A lot of methods exist for reducing the dimensionality of data. There are two categories of these methods; in the first category, each attribute in the reduced dataset is a linear combination of the attributes of the original dataset. In the second category, the set of attributes in the reduced dataset is a subset of the set of attributes in the original dataset [4]. Techniques belonging to the first category include Random Projection (RP), Singular Value Decomposition (SVD), Principal Component Analysis (PCA), and so on; while techniques in the second category include but are not limited to the Combined Approach (CA), Direct Approach (DA), Variance Approach (Var),

New Top-Down Approach (NTDn), New Bottom-Up Approach (NBUp), New Top-Down Approach (modified version) and New Bottom-Up Approach (modified version) [5].

Dimensionality reduction provides a compact representation of an original high-dimensional data, which means the reduced data is free from any further processing and only the vital information is retained, so it can be used with many machine learning algorithms that perform poorly on high- dimensional data [6]. Calculation of inter-point distances is essential for many machine learning tasks and when the dimensionality increases, it has been proved that "the distance of a sample point to the nearest point becomes very similar to the distance of the sample point to the most distant point", thereby deteriorating the performance of machine learning algorithms [7]. Therefore, dimensionality reduction is an invaluable preprocessing step before the application of many machine learning algorithms.

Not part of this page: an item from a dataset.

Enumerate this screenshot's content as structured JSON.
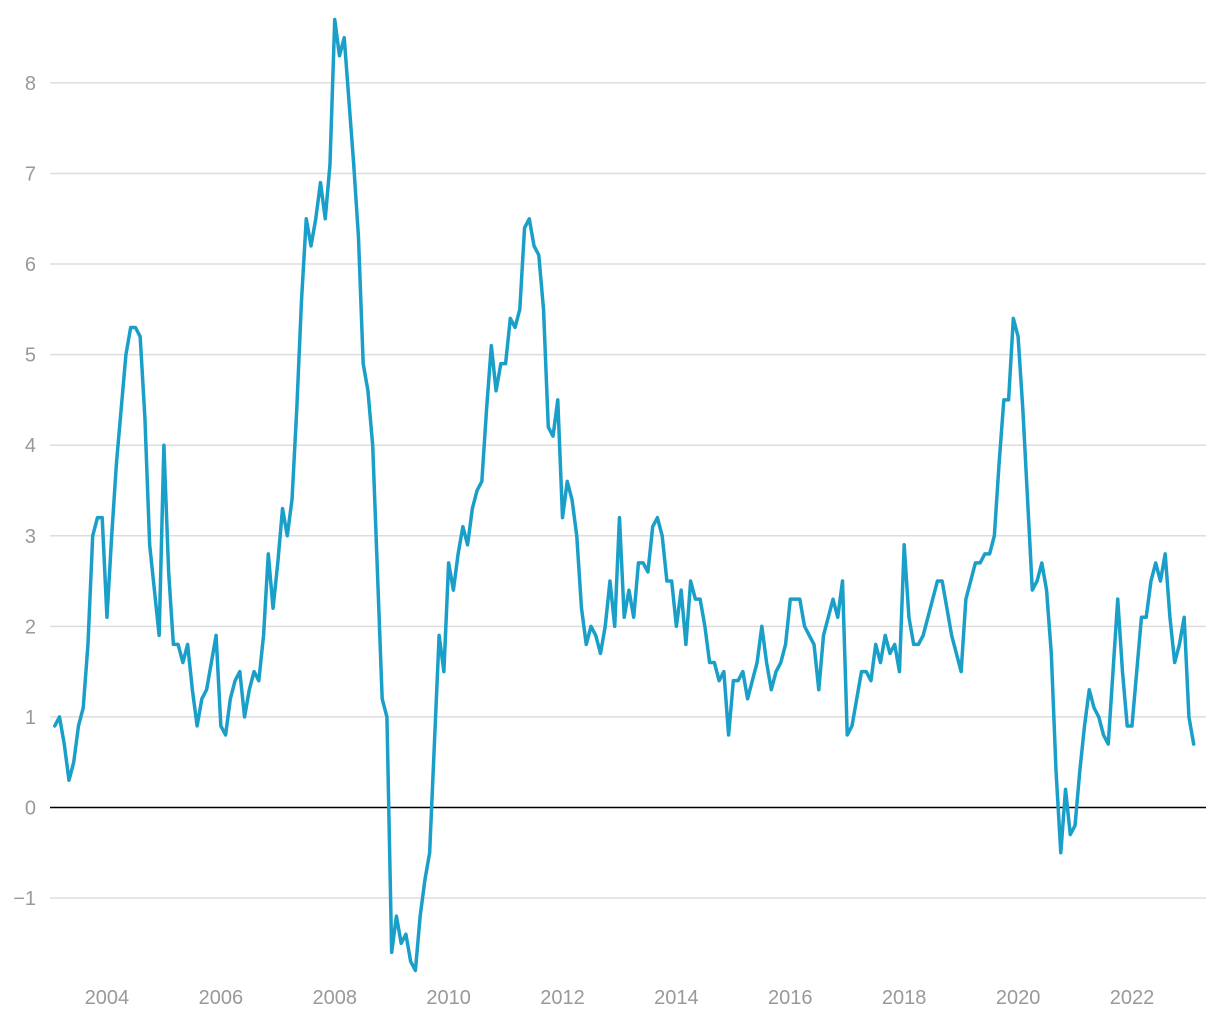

Machine learning is a scientific field in which computer systems can automatically and intelligently learn their computation and improve on it through experience [8], [9]. Machine learning algorithms are of two main types: supervised learning algorithms and unsupervised learning algorithms. These algorithms have been used in solving a lot of complex real-world problems [10], [11]. In unsupervised learning, the set of observations are categorized into groups (clusters) basing the categorization on the similarity between them. This categorization is otherwise known as clustering [8]. Many clustering algorithms exist, among which k-means clustering is the most famous for a large number of observations [12].

Unlike clustering, classification is a supervised learning method in which the corresponding label for any valid input is predicted based on a number of training examples referred to as "training set," [8], [12]. Classification algorithms can further be categorized into eager and lazy learners, and this investigation considers one from each category. Eager learning algorithms attempt to construct a general rule or create a generalization during the training phase which can further be used in classifying unseen instances [13]. Example of eager learners includes decision trees, support vector machine, and the perceptron.

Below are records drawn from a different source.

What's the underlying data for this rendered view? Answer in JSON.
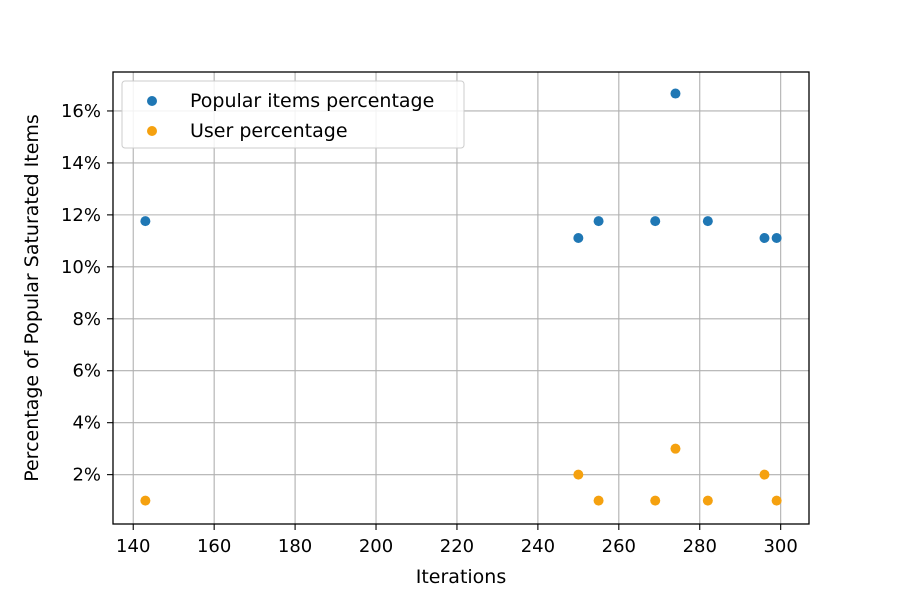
{
  "chart_data": {
    "type": "scatter",
    "xlabel": "Iterations",
    "ylabel": "Percentage of Popular Saturated Items",
    "xlim": [
      135,
      307
    ],
    "ylim": [
      0.1,
      17.5
    ],
    "x_ticks": [
      140,
      160,
      180,
      200,
      220,
      240,
      260,
      280,
      300
    ],
    "y_ticks": [
      2,
      4,
      6,
      8,
      10,
      12,
      14,
      16
    ],
    "y_tick_labels": [
      "2%",
      "4%",
      "6%",
      "8%",
      "10%",
      "12%",
      "14%",
      "16%"
    ],
    "grid": true,
    "legend_position": "top-left",
    "series": [
      {
        "name": "Popular items percentage",
        "color": "#1f77b4",
        "points": [
          {
            "x": 143,
            "y": 11.76
          },
          {
            "x": 250,
            "y": 11.11
          },
          {
            "x": 255,
            "y": 11.76
          },
          {
            "x": 269,
            "y": 11.76
          },
          {
            "x": 274,
            "y": 16.67
          },
          {
            "x": 282,
            "y": 11.76
          },
          {
            "x": 296,
            "y": 11.11
          },
          {
            "x": 299,
            "y": 11.11
          }
        ]
      },
      {
        "name": "User percentage",
        "color": "#f5a10f",
        "points": [
          {
            "x": 143,
            "y": 1.0
          },
          {
            "x": 250,
            "y": 2.0
          },
          {
            "x": 255,
            "y": 1.0
          },
          {
            "x": 269,
            "y": 1.0
          },
          {
            "x": 274,
            "y": 3.0
          },
          {
            "x": 282,
            "y": 1.0
          },
          {
            "x": 296,
            "y": 2.0
          },
          {
            "x": 299,
            "y": 1.0
          }
        ]
      }
    ]
  }
}
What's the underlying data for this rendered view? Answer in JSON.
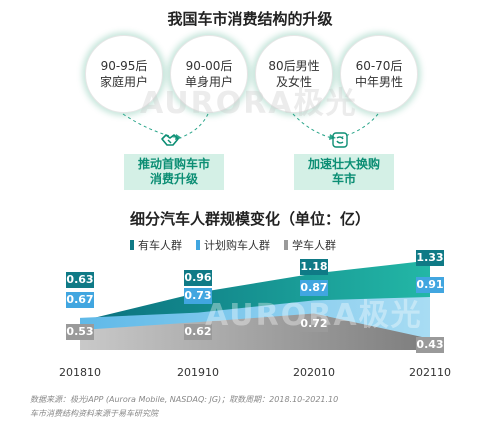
{
  "title": "我国车市消费结构的升级",
  "segments": [
    {
      "line1": "90-95后",
      "line2": "家庭用户"
    },
    {
      "line1": "90-00后",
      "line2": "单身用户"
    },
    {
      "line1": "80后男性",
      "line2": "及女性"
    },
    {
      "line1": "60-70后",
      "line2": "中年男性"
    }
  ],
  "trends": [
    {
      "line1": "推动首购车市",
      "line2": "消费升级",
      "icon": "handshake-icon"
    },
    {
      "line1": "加速壮大换购",
      "line2": "车市",
      "icon": "refresh-icon"
    }
  ],
  "watermark": "AURORA极光",
  "colors": {
    "teal": "#1ca6a2",
    "tealDark": "#0f7a86",
    "blue": "#41a6e0",
    "gray": "#9a9a9a",
    "green": "#0c8e74"
  },
  "chart_data": {
    "type": "area",
    "title": "细分汽车人群规模变化（单位：亿）",
    "categories": [
      "201810",
      "201910",
      "202010",
      "202110"
    ],
    "series": [
      {
        "name": "有车人群",
        "values": [
          0.63,
          0.96,
          1.18,
          1.33
        ],
        "color": "#0f7a86"
      },
      {
        "name": "计划购车人群",
        "values": [
          0.67,
          0.73,
          0.87,
          0.91
        ],
        "color": "#41a6e0"
      },
      {
        "name": "学车人群",
        "values": [
          0.53,
          0.62,
          0.72,
          0.43
        ],
        "color": "#9a9a9a"
      }
    ],
    "legend_position": "top"
  },
  "footer": {
    "source": "数据来源：极光iAPP (Aurora Mobile, NASDAQ: JG)；取数周期：2018.10-2021.10",
    "note": "车市消费结构资料来源于易车研究院"
  }
}
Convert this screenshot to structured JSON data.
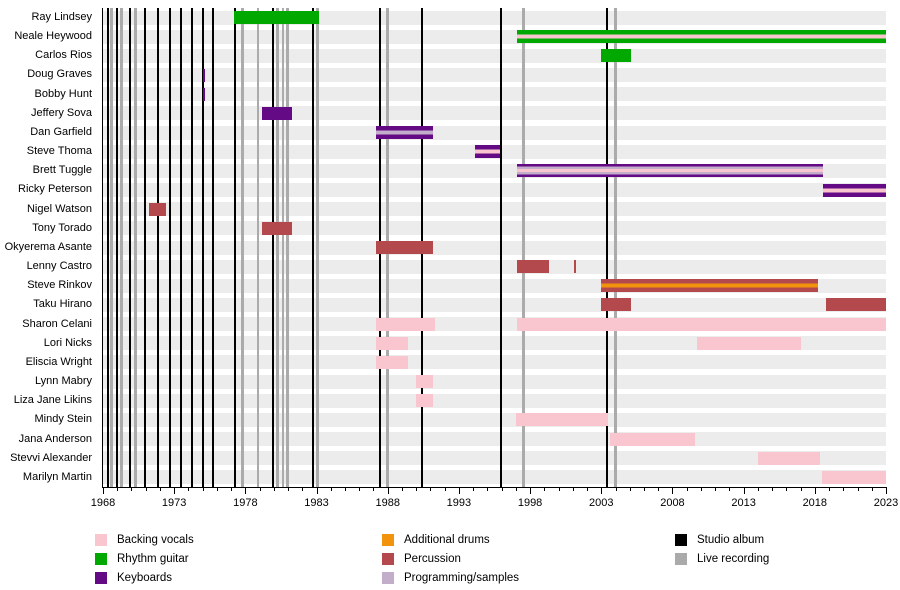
{
  "chart_data": {
    "type": "timeline",
    "description": "Band members timeline: roles of touring/session musicians over time with studio album and live recording markers",
    "x_axis": {
      "start": 1968,
      "end": 2023,
      "major_tick_step": 5,
      "minor_tick_step": 1,
      "tick_labels": [
        "1968",
        "1973",
        "1978",
        "1983",
        "1988",
        "1993",
        "1998",
        "2003",
        "2008",
        "2013",
        "2018",
        "2023"
      ]
    },
    "colors": {
      "backing_vocals": "#f9c6cf",
      "rhythm_guitar": "#00a800",
      "keyboards": "#650a85",
      "additional_drums": "#f2930d",
      "percussion": "#b4494d",
      "programming_samples": "#c2aecb",
      "studio_album": "#000000",
      "live_recording": "#aaaaaa",
      "row_band": "#ececec"
    },
    "members": [
      {
        "name": "Ray Lindsey",
        "bars": [
          {
            "start": 1977.2,
            "end": 1983.2,
            "stripes": [
              "rhythm_guitar"
            ]
          }
        ]
      },
      {
        "name": "Neale Heywood",
        "bars": [
          {
            "start": 1997.1,
            "end": 2023.0,
            "stripes": [
              "rhythm_guitar",
              "backing_vocals",
              "rhythm_guitar"
            ]
          }
        ]
      },
      {
        "name": "Carlos Rios",
        "bars": [
          {
            "start": 2003.0,
            "end": 2005.1,
            "stripes": [
              "rhythm_guitar"
            ]
          }
        ]
      },
      {
        "name": "Doug Graves",
        "bars": [
          {
            "start": 1975.0,
            "end": 1975.15,
            "stripes": [
              "keyboards"
            ]
          }
        ]
      },
      {
        "name": "Bobby Hunt",
        "bars": [
          {
            "start": 1975.0,
            "end": 1975.15,
            "stripes": [
              "keyboards"
            ]
          }
        ]
      },
      {
        "name": "Jeffery Sova",
        "bars": [
          {
            "start": 1979.2,
            "end": 1981.3,
            "stripes": [
              "keyboards"
            ]
          }
        ]
      },
      {
        "name": "Dan Garfield",
        "bars": [
          {
            "start": 1987.2,
            "end": 1991.2,
            "stripes": [
              "keyboards",
              "programming_samples",
              "keyboards"
            ]
          }
        ]
      },
      {
        "name": "Steve Thoma",
        "bars": [
          {
            "start": 1994.1,
            "end": 1995.9,
            "stripes": [
              "keyboards",
              "backing_vocals",
              "keyboards"
            ]
          }
        ]
      },
      {
        "name": "Brett Tuggle",
        "bars": [
          {
            "start": 1997.1,
            "end": 2018.6,
            "stripes": [
              "keyboards",
              "programming_samples",
              "backing_vocals",
              "programming_samples",
              "keyboards"
            ]
          }
        ]
      },
      {
        "name": "Ricky Peterson",
        "bars": [
          {
            "start": 2018.6,
            "end": 2023.0,
            "stripes": [
              "keyboards",
              "backing_vocals",
              "keyboards"
            ]
          }
        ]
      },
      {
        "name": "Nigel Watson",
        "bars": [
          {
            "start": 1971.2,
            "end": 1972.4,
            "stripes": [
              "percussion"
            ]
          }
        ]
      },
      {
        "name": "Tony Torado",
        "bars": [
          {
            "start": 1979.2,
            "end": 1981.3,
            "stripes": [
              "percussion"
            ]
          }
        ]
      },
      {
        "name": "Okyerema Asante",
        "bars": [
          {
            "start": 1987.2,
            "end": 1991.2,
            "stripes": [
              "percussion"
            ]
          }
        ]
      },
      {
        "name": "Lenny Castro",
        "bars": [
          {
            "start": 1997.1,
            "end": 1999.3,
            "stripes": [
              "percussion"
            ]
          },
          {
            "start": 2001.1,
            "end": 2001.25,
            "stripes": [
              "percussion"
            ]
          }
        ]
      },
      {
        "name": "Steve Rinkov",
        "bars": [
          {
            "start": 2003.0,
            "end": 2018.2,
            "stripes": [
              "percussion",
              "additional_drums",
              "percussion"
            ]
          }
        ]
      },
      {
        "name": "Taku Hirano",
        "bars": [
          {
            "start": 2003.0,
            "end": 2005.1,
            "stripes": [
              "percussion"
            ]
          },
          {
            "start": 2018.8,
            "end": 2023.0,
            "stripes": [
              "percussion"
            ]
          }
        ]
      },
      {
        "name": "Sharon Celani",
        "bars": [
          {
            "start": 1987.2,
            "end": 1991.3,
            "stripes": [
              "backing_vocals"
            ]
          },
          {
            "start": 1997.1,
            "end": 2023.0,
            "stripes": [
              "backing_vocals"
            ]
          }
        ]
      },
      {
        "name": "Lori Nicks",
        "bars": [
          {
            "start": 1987.2,
            "end": 1989.4,
            "stripes": [
              "backing_vocals"
            ]
          },
          {
            "start": 2009.7,
            "end": 2017.0,
            "stripes": [
              "backing_vocals"
            ]
          }
        ]
      },
      {
        "name": "Eliscia Wright",
        "bars": [
          {
            "start": 1987.2,
            "end": 1989.4,
            "stripes": [
              "backing_vocals"
            ]
          }
        ]
      },
      {
        "name": "Lynn Mabry",
        "bars": [
          {
            "start": 1990.0,
            "end": 1991.2,
            "stripes": [
              "backing_vocals"
            ]
          }
        ]
      },
      {
        "name": "Liza Jane Likins",
        "bars": [
          {
            "start": 1990.0,
            "end": 1991.2,
            "stripes": [
              "backing_vocals"
            ]
          }
        ]
      },
      {
        "name": "Mindy Stein",
        "bars": [
          {
            "start": 1997.0,
            "end": 2003.45,
            "stripes": [
              "backing_vocals"
            ]
          }
        ]
      },
      {
        "name": "Jana Anderson",
        "bars": [
          {
            "start": 2003.6,
            "end": 2009.6,
            "stripes": [
              "backing_vocals"
            ]
          }
        ]
      },
      {
        "name": "Stevvi Alexander",
        "bars": [
          {
            "start": 2014.0,
            "end": 2018.4,
            "stripes": [
              "backing_vocals"
            ]
          }
        ]
      },
      {
        "name": "Marilyn Martin",
        "bars": [
          {
            "start": 2018.5,
            "end": 2023.0,
            "stripes": [
              "backing_vocals"
            ]
          }
        ]
      }
    ],
    "studio_albums": [
      1968.35,
      1969.0,
      1969.9,
      1970.95,
      1971.85,
      1972.7,
      1973.5,
      1974.25,
      1975.0,
      1975.75,
      1977.3,
      1979.95,
      1982.75,
      1987.45,
      1990.4,
      1995.95,
      2003.4
    ],
    "live_recordings": [
      1968.6,
      1969.3,
      1970.3,
      1977.8,
      1978.9,
      1980.25,
      1980.65,
      1980.95,
      1983.05,
      1988.0,
      1997.55,
      2004.0
    ],
    "legend": {
      "columns": [
        {
          "items": [
            {
              "label": "Backing vocals",
              "color": "backing_vocals"
            },
            {
              "label": "Rhythm guitar",
              "color": "rhythm_guitar"
            },
            {
              "label": "Keyboards",
              "color": "keyboards"
            }
          ]
        },
        {
          "items": [
            {
              "label": "Additional drums",
              "color": "additional_drums"
            },
            {
              "label": "Percussion",
              "color": "percussion"
            },
            {
              "label": "Programming/samples",
              "color": "programming_samples"
            }
          ]
        },
        {
          "items": [
            {
              "label": "Studio album",
              "color": "studio_album"
            },
            {
              "label": "Live recording",
              "color": "live_recording"
            }
          ]
        }
      ]
    }
  }
}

The perceptron, an eager learner, is one of the earliest and simplest of all classification algorithms invented by Rosenblatt [14], basically used for classifying each point of a data set into either a positive or a negative label (1 or -1, good or bad, hot or cold, man or woman, etc.) [15]. It is interesting to know that in its basic form, it is still as valid as when it was first published [16].

On the other hand, a lazy learner delays any generalization or model construction until it is presented with an unseen instance to be classified [17]. This idea of not conducting any processing until a lazy learner is presented with an unseen instance makes the learner to require a lot of space in memory for storing the whole of the training instances and processing them each time it is presented with a new unseen instance. Example of a lazy learner is the k-nearest neighbor classifier [18]. In this algorithm, the result/label of any given instance is predicted based on the label most common to its k nearest neighbors, k, in this case, is a user-defined positive integer, normally with a small value [15].